Por Arnaldo V. Carvalho*

Em algum momento do ciclo básico de aprendizagem de um praticante de Shiatsu, são abordados os aspectos inerentes à contraindicações da técnica. As explicações, na maior parte das vezes, não são homogêneas da parte dos professores e escolas. A maioria, mal fundamentada.

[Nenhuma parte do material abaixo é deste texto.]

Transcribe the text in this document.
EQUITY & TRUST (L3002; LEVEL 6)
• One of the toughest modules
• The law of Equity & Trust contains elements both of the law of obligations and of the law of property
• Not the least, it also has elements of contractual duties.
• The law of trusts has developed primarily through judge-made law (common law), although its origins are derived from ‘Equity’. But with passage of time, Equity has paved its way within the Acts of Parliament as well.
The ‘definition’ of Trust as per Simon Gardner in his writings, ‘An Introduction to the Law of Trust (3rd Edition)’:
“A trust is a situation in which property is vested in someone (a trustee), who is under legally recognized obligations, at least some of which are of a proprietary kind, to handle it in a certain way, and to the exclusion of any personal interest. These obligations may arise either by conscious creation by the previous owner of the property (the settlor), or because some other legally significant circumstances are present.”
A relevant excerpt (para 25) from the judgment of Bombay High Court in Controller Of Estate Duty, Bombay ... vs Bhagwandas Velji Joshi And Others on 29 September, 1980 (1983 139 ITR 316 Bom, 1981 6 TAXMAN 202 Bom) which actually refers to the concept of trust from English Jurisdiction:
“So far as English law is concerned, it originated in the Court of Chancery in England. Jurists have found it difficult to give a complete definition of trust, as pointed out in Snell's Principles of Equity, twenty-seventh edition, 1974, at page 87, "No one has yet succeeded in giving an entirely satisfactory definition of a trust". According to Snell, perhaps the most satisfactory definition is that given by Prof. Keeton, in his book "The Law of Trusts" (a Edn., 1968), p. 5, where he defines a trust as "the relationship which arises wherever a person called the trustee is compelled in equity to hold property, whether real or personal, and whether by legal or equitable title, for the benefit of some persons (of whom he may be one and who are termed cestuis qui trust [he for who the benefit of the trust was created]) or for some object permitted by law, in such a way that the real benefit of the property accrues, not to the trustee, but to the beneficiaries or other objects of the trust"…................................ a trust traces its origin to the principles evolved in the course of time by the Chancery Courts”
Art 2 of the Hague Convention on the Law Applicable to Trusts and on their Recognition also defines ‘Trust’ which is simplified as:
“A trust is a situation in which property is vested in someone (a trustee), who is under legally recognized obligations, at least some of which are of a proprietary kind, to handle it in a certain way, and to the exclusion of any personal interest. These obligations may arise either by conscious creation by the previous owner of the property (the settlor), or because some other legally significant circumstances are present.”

Ainda assim, quase sempre são listadas as seguintes impossibilidades:

  • Gestação (em especial no primeiro trimestre);
  • Infecções, gripes, febre;
  • Câncer;
  • Pressões sobre áreas lesionadas (por trauma agudo ou degenerações diversas – incluindo contusões, hérnias, etc.).

Mais raro, porém ainda muito orientado:

  • Osteoporose;
  • Crianças menores de… (em geral dez anos);
  • Fibromialgia.

Para a surpresa geral, se indagarmos aos autores dessa formulação os motivos das contraindicações, encontramos um imenso vazio teórico e técnico, e no máximo ouve-se: “pode piorar o processo”, ou “há pontos proibidos nesse caso”.

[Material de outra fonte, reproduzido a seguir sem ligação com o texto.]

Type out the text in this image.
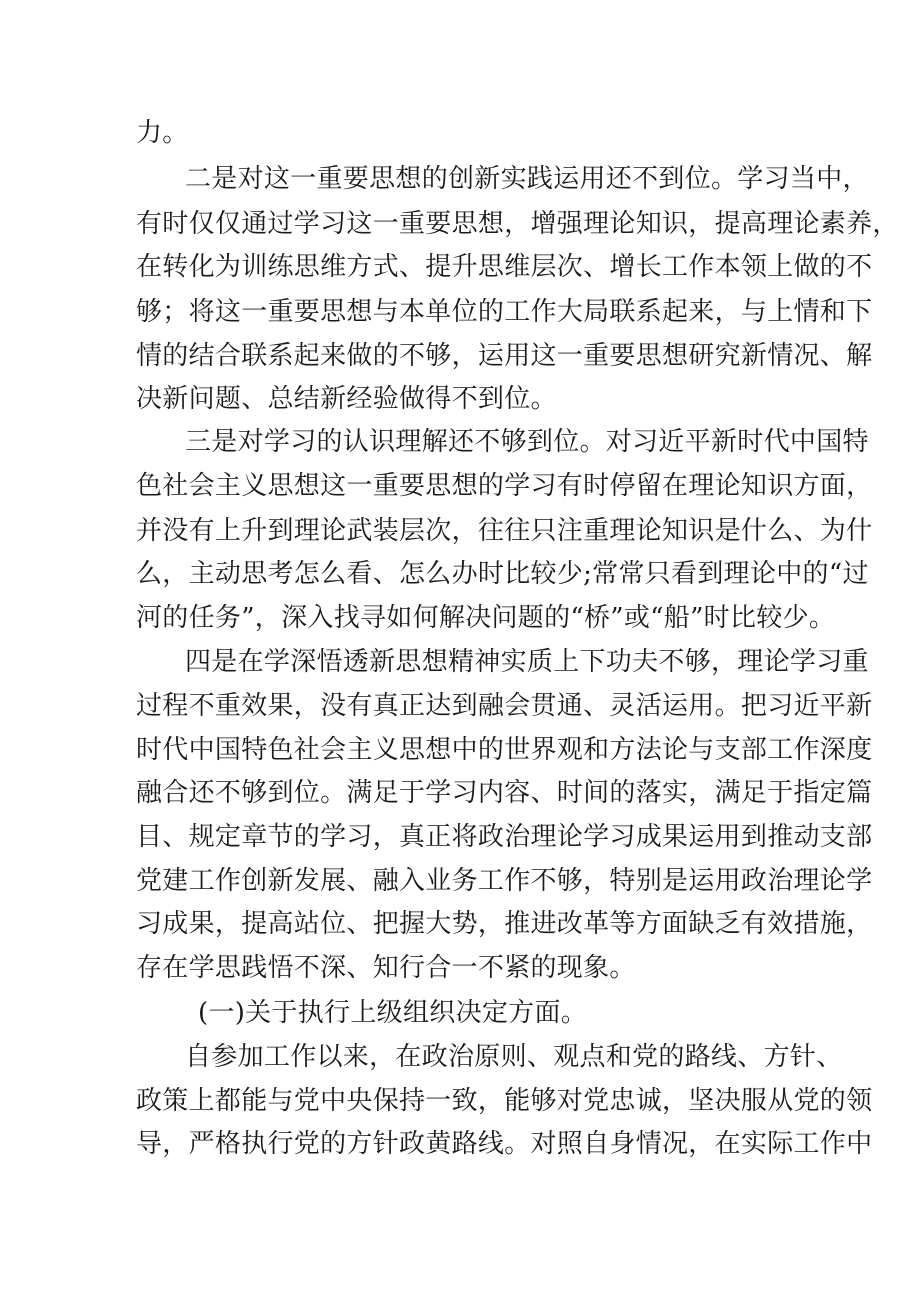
力。
二是对这一重要思想的创新实践运用还不到位。学习当中，
有时仅仅通过学习这一重要思想，增强理论知识，提高理论素养，
在转化为训练思维方式、提升思维层次、增长工作本领上做的不
够；将这一重要思想与本单位的工作大局联系起来，与上情和下
情的结合联系起来做的不够，运用这一重要思想研究新情况、解
决新问题、总结新经验做得不到位。
三是对学习的认识理解还不够到位。对习近平新时代中国特
色社会主义思想这一重要思想的学习有时停留在理论知识方面，
并没有上升到理论武装层次，往往只注重理论知识是什么、为什
么，主动思考怎么看、怎么办时比较少;常常只看到理论中的“过
河的任务”，深入找寻如何解决问题的“桥”或“船”时比较少。
四是在学深悟透新思想精神实质上下功夫不够，理论学习重
过程不重效果，没有真正达到融会贯通、灵活运用。把习近平新
时代中国特色社会主义思想中的世界观和方法论与支部工作深度
融合还不够到位。满足于学习内容、时间的落实，满足于指定篇
目、规定章节的学习，真正将政治理论学习成果运用到推动支部
党建工作创新发展、融入业务工作不够，特别是运用政治理论学
习成果，提高站位、把握大势，推进改革等方面缺乏有效措施，
存在学思践悟不深、知行合一不紧的现象。
(一)关于执行上级组织决定方面。
自参加工作以来，在政治原则、观点和党的路线、方针、
政策上都能与党中央保持一致，能够对党忠诚，坚决服从党的领
导，严格执行党的方针政黄路线。对照自身情况，在实际工作中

De um livro para outro, de um curso para outro, é o destino de muitos repetir sem questionar. Atitude comum, e retratada mesmo em antigos contos orientais, como o do gato amarrado ao pé da mesa[1]

Neste artigo, desmistificaremos as contraindicações comuns ao Shiatsu e investigaremos suas limitações reais[2]. Espera-se que ao final o leitor tenha percebido que não se pode passar adiante um conhecimento adquirido sem antes refletir sobre ele – o que inclui checar, indagar, testar, associar, elaborar, digerir.

A questão das contraindicações desvenda-se aqui: Elas não se aplicam de modo absoluto ao Shiatsu, mas de modo relativo, porque dizem respeito às limitações de quem o estará dinamizando. Em outras palavras, as contraindicações dependem mais das capacidades de quem está utilizando o Shiatsu, porque as características do mesmo lhe permitem a utilização em diferentes grandezas, e suas vantagens poderão ser percebidas nas mais diferentes circunstâncias.

Iniciemos, pois refletindo sobre alguns tópicos diretamente relacionados às contraindicações.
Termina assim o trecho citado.